Caleb brought home an assignment for Spanish Class - to make Tortilla de patatas or Spanish omelette. After reading through the recipe, it didn't seem really clear so we went the only source we could think of - Google, which directed us to You Tube . After watching the video, which we totally did NOT understand, as it was in Spanish, the visual presentation was what we needed. With the recipe in hand we somewhat confidently started to make a double recipe, only to discover we were 3 eggs short... *sigh* Third trip to the grocery store...
* Important note, son should read all directions before starting. Peeling potatoes AFTER they have been sliced, is difficult and time consuming!
Mind you, that it also helps to cook with someone with a sense of humor. So while we were waiting for the dish to finish so we could flip Caleb found the toy handcuffs that Connor had purchased earlier in the day... Handcuffs and cooking do not mix!
When made correctly, the spanish tortilla is a delicious half-inch thick "cake" of fried potatoes mixed with fried eggs and onions. After cooking, the tortilla can be cut into pizza-like triangles to serve 4-6 people, or cut into squares to give a whole group a bite-sized toothpick sample.
1 cup olive oil
four large potatos (peel and cut into small pieces about 2mm thick)
salt to taste
one large onion, thinly sliced (we diced them)
four large eggs.
Some people add thin slices of red pepper together with the onion.
He was given a recipe, but did we follow it? No! We put the first layer of potatoes on, let them cook a little, added another layer of potatoes and let them cook. We then we mixed the eggs with the diced onions and poured this on top of the cooking potatoes. We then let this cook and waited. Following the video, we took a large dinner plate, after draining the remaining oil into a cup, put the plate on top of the skillet and flipped it very quickly. Wahlaaa! We now had the dish on the plate! Then we added some of the oil back into the skillet and slid the concontion back into the skillet to cook the other side. We then slid it to a cutting board, cut it into small square, and put them into containers...

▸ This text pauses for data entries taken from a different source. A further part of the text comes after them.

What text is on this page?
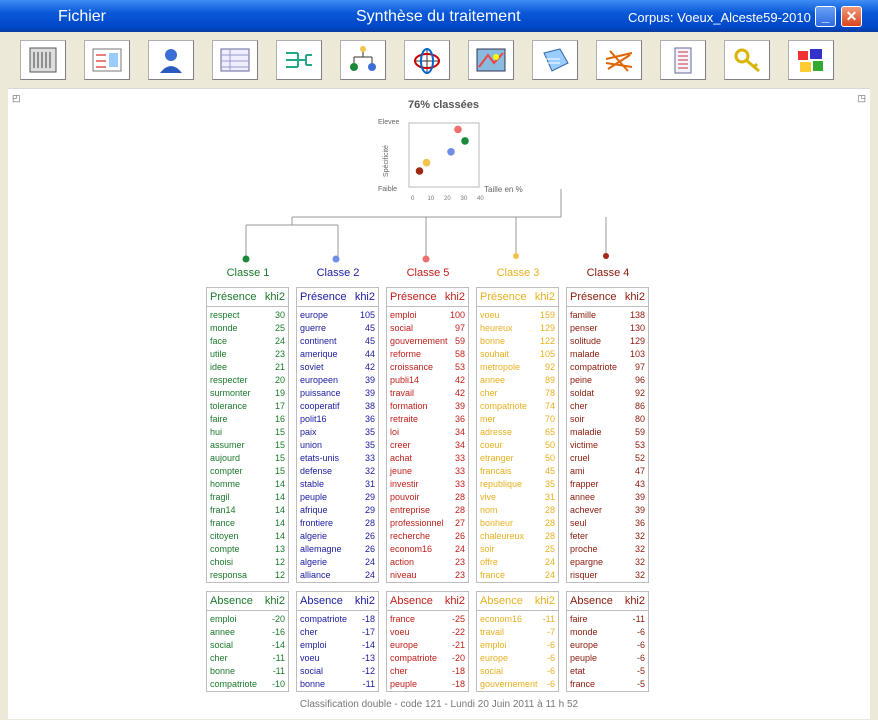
Fichier	Synthèse du traitement	Corpus: Voeux_Alceste59-2010 _	✕
◰	◳
76% classées
Elevee
Faible
Spécificité
Taille en %
0 10 20 30 40
Classe 1
Présence khi2
respect	30
monde	25
face	24
utile	23
idee	21
respecter	20
surmonter	19
tolerance	17
faire	16
hui	15
assumer	15
aujourd	15
compter	15
homme	14
fragil	14
fran14	14
france	14
citoyen	14
compte	13
choisi	12
responsa	12
Absence khi2
emploi	-20
annee	-16
social	-14
cher	-11
bonne	-11
compatriote -10
Classe 2
Présence khi2
europe	105
guerre	45
continent	45
amerique	44
soviet	42
europeen	39
puissance	39
cooperatif	38
polit16	36
paix	35
union	35
etats-unis	33
defense	32
stable	31
peuple	29
afrique	29
frontiere	28
algerie	26
allemagne	26
algerie	24
alliance	24
Absence khi2
compatriote -18
cher	-17
emploi	-14
voeu	-13
social	-12
bonne	-11
Classe 5
Présence khi2
emploi	100
social	97
gouvernement 59
reforme	58
croissance 53
publi14	42
travail	42
formation	39
retraite	36
loi	34
creer	34
achat	33
jeune	33
investir	33
pouvoir	28
entreprise	28
professionnel 27
recherche	26
econom16	24
action	23
niveau	23
Absence khi2
france	-25
voeu	-22
europe	-21
compatriote -20
cher	-18
peuple	-18
Classe 3
Présence khi2
voeu	159
heureux	129
bonne	122
souhait	105
metropole	92
annee	89
cher	78
compatriote 74
mer	70
adresse	65
coeur	50
etranger	50
francais	45
republique	35
vive	31
nom	28
bonheur	28
chaleureux 28
soir	25
offre	24
france	24
Absence khi2
econom16 -11
travail	-7
emploi	-6
europe	-6
social	-6
gouvernement -6
Classe 4
Présence khi2
famille	138
penser	130
solitude	129
malade	103
compatriote 97
peine	96
soldat	92
cher	86
soir	80
maladie	59
victime	53
cruel	52
ami	47
frapper	43
annee	39
achever	39
seul	36
feter	32
proche	32
epargne	32
risquer	32
Absence khi2
faire	-11
monde	-6
europe	-6
peuple	-6
etat	-5
france	-5
Classification double - code 121 - Lundi 20 Juin 2011 à 11 h 52
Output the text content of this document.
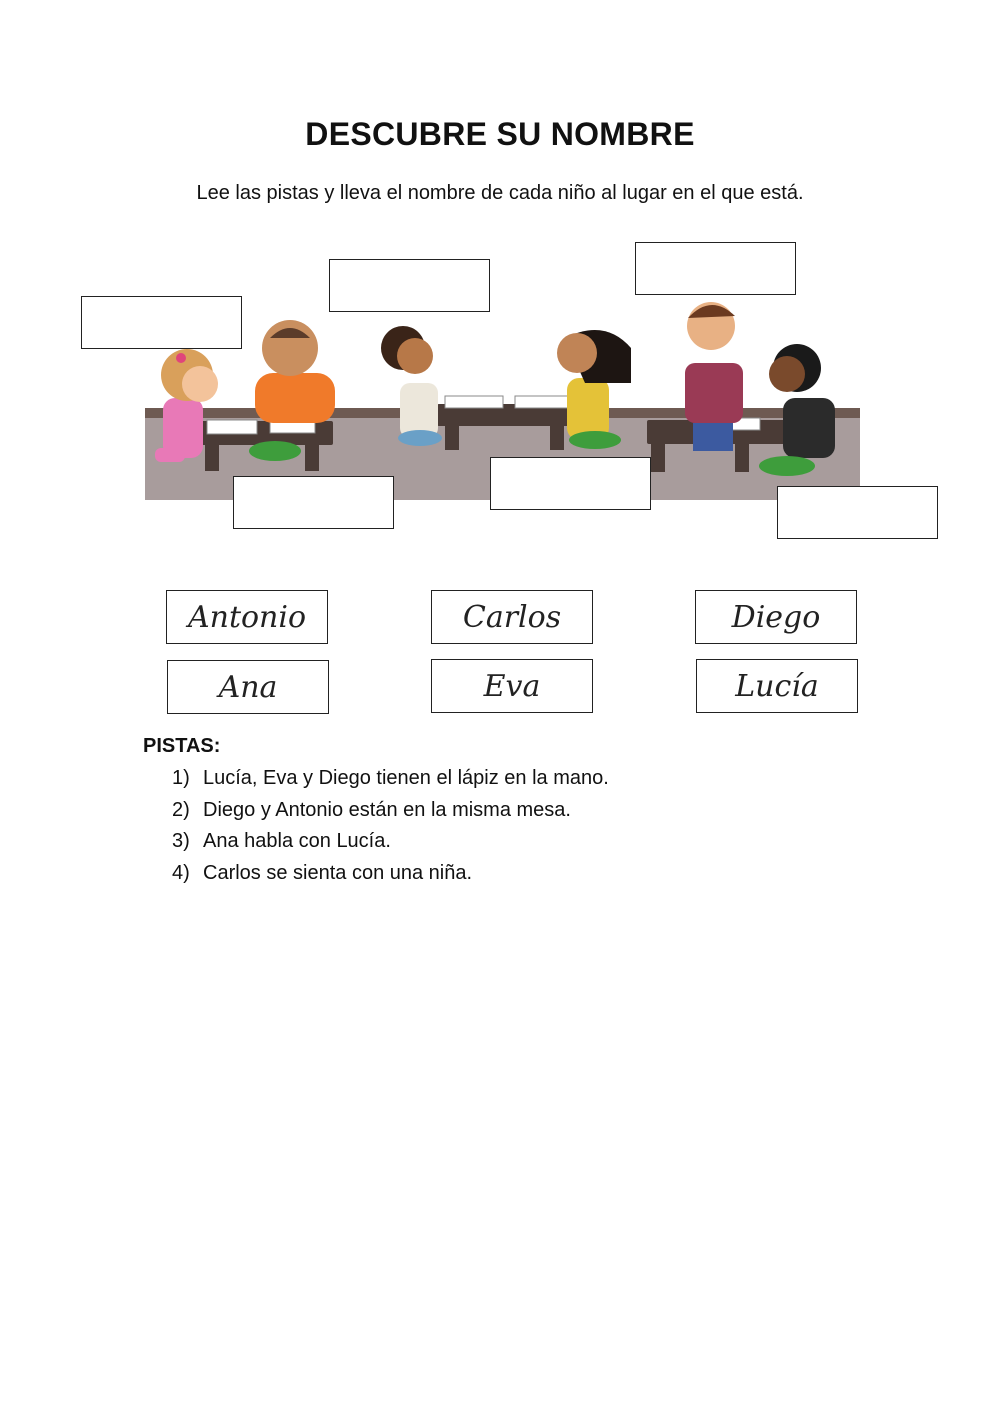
DESCUBRE SU NOMBRE

Lee las pistas y lleva el nombre de cada niño al lugar en el que está.

Antonio	Carlos	Diego
Ana	Eva	Lucía
PISTAS:
1) Lucía, Eva y Diego tienen el lápiz en la mano.
2) Diego y Antonio están en la misma mesa.
3) Ana habla con Lucía.
4) Carlos se sienta con una niña.
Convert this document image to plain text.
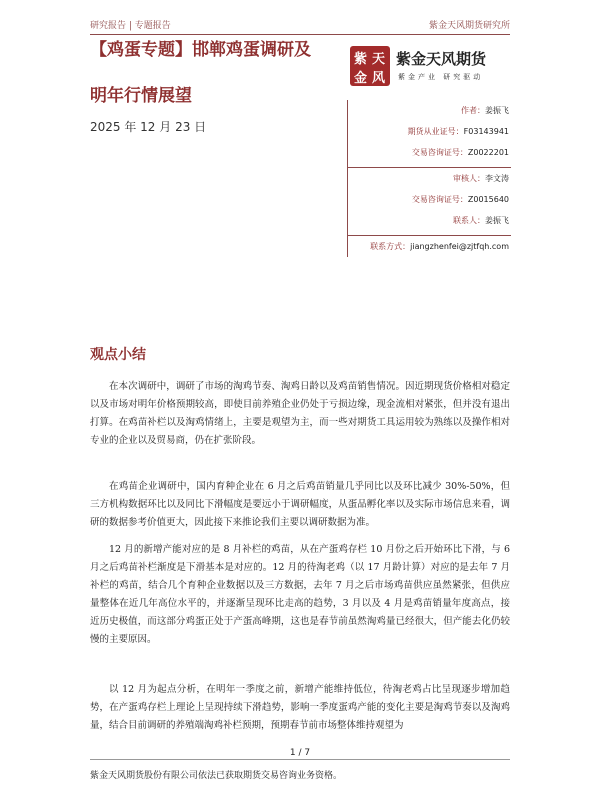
研究报告 | 专题报告	紫金天风期货研究所
【鸡蛋专题】邯郸鸡蛋调研及
明年行情展望
2025 年 12 月 23 日
紫 天
金 风
紫金天风期货
紫金产业 研究驱动
作者：姜振飞
期货从业证号：F03143941
交易咨询证号：Z0022201
审核人：李文涛
交易咨询证号：Z0015640
联系人：姜振飞
联系方式：jiangzhenfei@zjtfqh.com
观点小结

在本次调研中，调研了市场的淘鸡节奏、淘鸡日龄以及鸡苗销售情况。因近期现货价格相对稳定以及市场对明年价格预期较高，即使目前养殖企业仍处于亏损边缘，现金流相对紧张，但并没有退出打算。在鸡苗补栏以及淘鸡情绪上，主要是观望为主，而一些对期货工具运用较为熟练以及操作相对专业的企业以及贸易商，仍在扩张阶段。

在鸡苗企业调研中，国内育种企业在 6 月之后鸡苗销量几乎同比以及环比减少 30%-50%，但三方机构数据环比以及同比下滑幅度是要远小于调研幅度，从蛋品孵化率以及实际市场信息来看，调研的数据参考价值更大，因此接下来推论我们主要以调研数据为准。

12 月的新增产能对应的是 8 月补栏的鸡苗，从在产蛋鸡存栏 10 月份之后开始环比下滑，与 6 月之后鸡苗补栏渐度是下滑基本是对应的。12 月的待淘老鸡（以 17 月龄计算）对应的是去年 7 月补栏的鸡苗，结合几个育种企业数据以及三方数据，去年 7 月之后市场鸡苗供应虽然紧张，但供应量整体在近几年高位水平的，并逐渐呈现环比走高的趋势，3 月以及 4 月是鸡苗销量年度高点，接近历史极值，而这部分鸡蛋正处于产蛋高峰期，这也是春节前虽然淘鸡量已经很大，但产能去化仍较慢的主要原因。

以 12 月为起点分析，在明年一季度之前，新增产能维持低位，待淘老鸡占比呈现逐步增加趋势，在产蛋鸡存栏上理论上呈现持续下滑趋势，影响一季度蛋鸡产能的变化主要是淘鸡节奏以及淘鸡量，结合目前调研的养殖端淘鸡补栏预期，预期春节前市场整体维持观望为

1 / 7
紫金天风期货股份有限公司依法已获取期货交易咨询业务资格。
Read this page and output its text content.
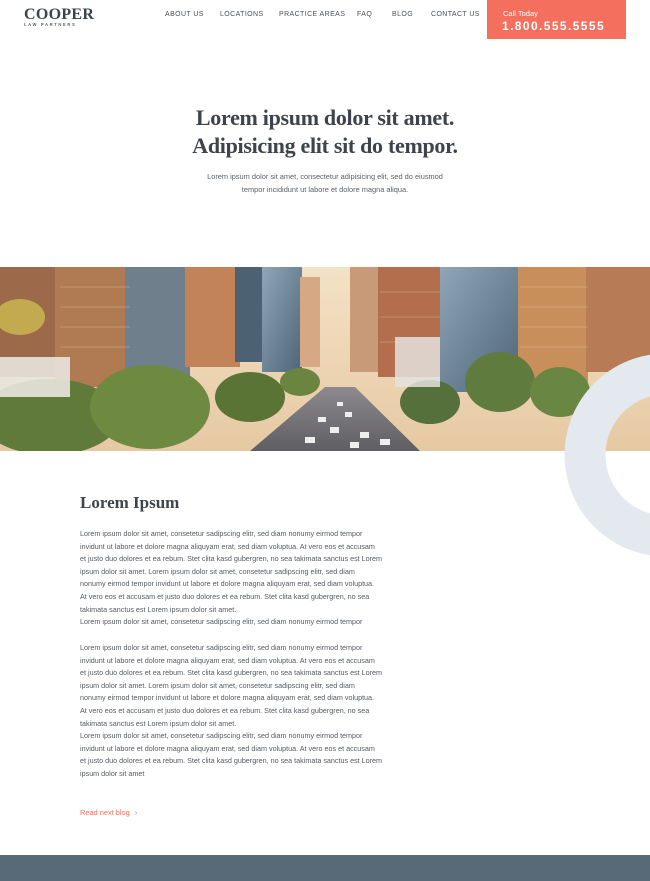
COOPER
LAW PARTNERS
ABOUT US LOCATIONS PRACTICE AREAS FAQ	BLOG	CONTACT US	Call Today
1.800.555.5555
Lorem ipsum dolor sit amet.
Adipisicing elit sit do tempor.

Lorem ipsum dolor sit amet, consectetur adipisicing elit, sed do eiusmod
tempor incididunt ut labore et dolore magna aliqua.

Lorem Ipsum
Lorem ipsum dolor sit amet, consetetur sadipscing elitr, sed diam nonumy eirmod tempor
invidunt ut labore et dolore magna aliquyam erat, sed diam voluptua. At vero eos et accusam
et justo duo dolores et ea rebum. Stet clita kasd gubergren, no sea takimata sanctus est Lorem
ipsum dolor sit amet. Lorem ipsum dolor sit amet, consetetur sadipscing elitr, sed diam
nonumy eirmod tempor invidunt ut labore et dolore magna aliquyam erat, sed diam voluptua.
At vero eos et accusam et justo duo dolores et ea rebum. Stet clita kasd gubergren, no sea
takimata sanctus est Lorem ipsum dolor sit amet.
Lorem ipsum dolor sit amet, consetetur sadipscing elitr, sed diam nonumy eirmod tempor
Lorem ipsum dolor sit amet, consetetur sadipscing elitr, sed diam nonumy eirmod tempor
invidunt ut labore et dolore magna aliquyam erat, sed diam voluptua. At vero eos et accusam
et justo duo dolores et ea rebum. Stet clita kasd gubergren, no sea takimata sanctus est Lorem
ipsum dolor sit amet. Lorem ipsum dolor sit amet, consetetur sadipscing elitr, sed diam
nonumy eirmod tempor invidunt ut labore et dolore magna aliquyam erat, sed diam voluptua.
At vero eos et accusam et justo duo dolores et ea rebum. Stet clita kasd gubergren, no sea
takimata sanctus est Lorem ipsum dolor sit amet.
Lorem ipsum dolor sit amet, consetetur sadipscing elitr, sed diam nonumy eirmod tempor
invidunt ut labore et dolore magna aliquyam erat, sed diam voluptua. At vero eos et accusam
et justo duo dolores et ea rebum. Stet clita kasd gubergren, no sea takimata sanctus est Lorem
ipsum dolor sit amet
Read next blog ›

The verdict: Who knows if anyone ate them, but they actually smelled pretty good. The kids were not impressed with them. If I could have, I would have sampled some. We had a great time cooking them, and maybe Food Network could use a chef with some humorous antics!
Their Recipe:
Heat the oil in a 9-inch skillet, add potato pieces, one slice at a time so that they don't stick. Alternate layers of potato and onion. COOK slowly, medium flame. DO NOT FRY!! Turn occasionally until potatoes are tender, but NOT brown. They must be loose, not "in a cake".
Beat eggs in a large bowl with a fork. Salt to taste. Drain potatoes. Add potatoes to beaten eggs, pressing them so that eggs cover them completely. Let sit for 15 minutes. Heat 2 tbsps of the oil in large skillet. Add potato-egg mixture, spreading quickly. Lower the heat to medium-high. Shake pan to prevent sticking (crucial step!!) When potatoes start to brown, put a plate on top skillet and flip to cook other side, adding another tbsp of oil. Brown on the other side. Can flip three or four times for better cooking.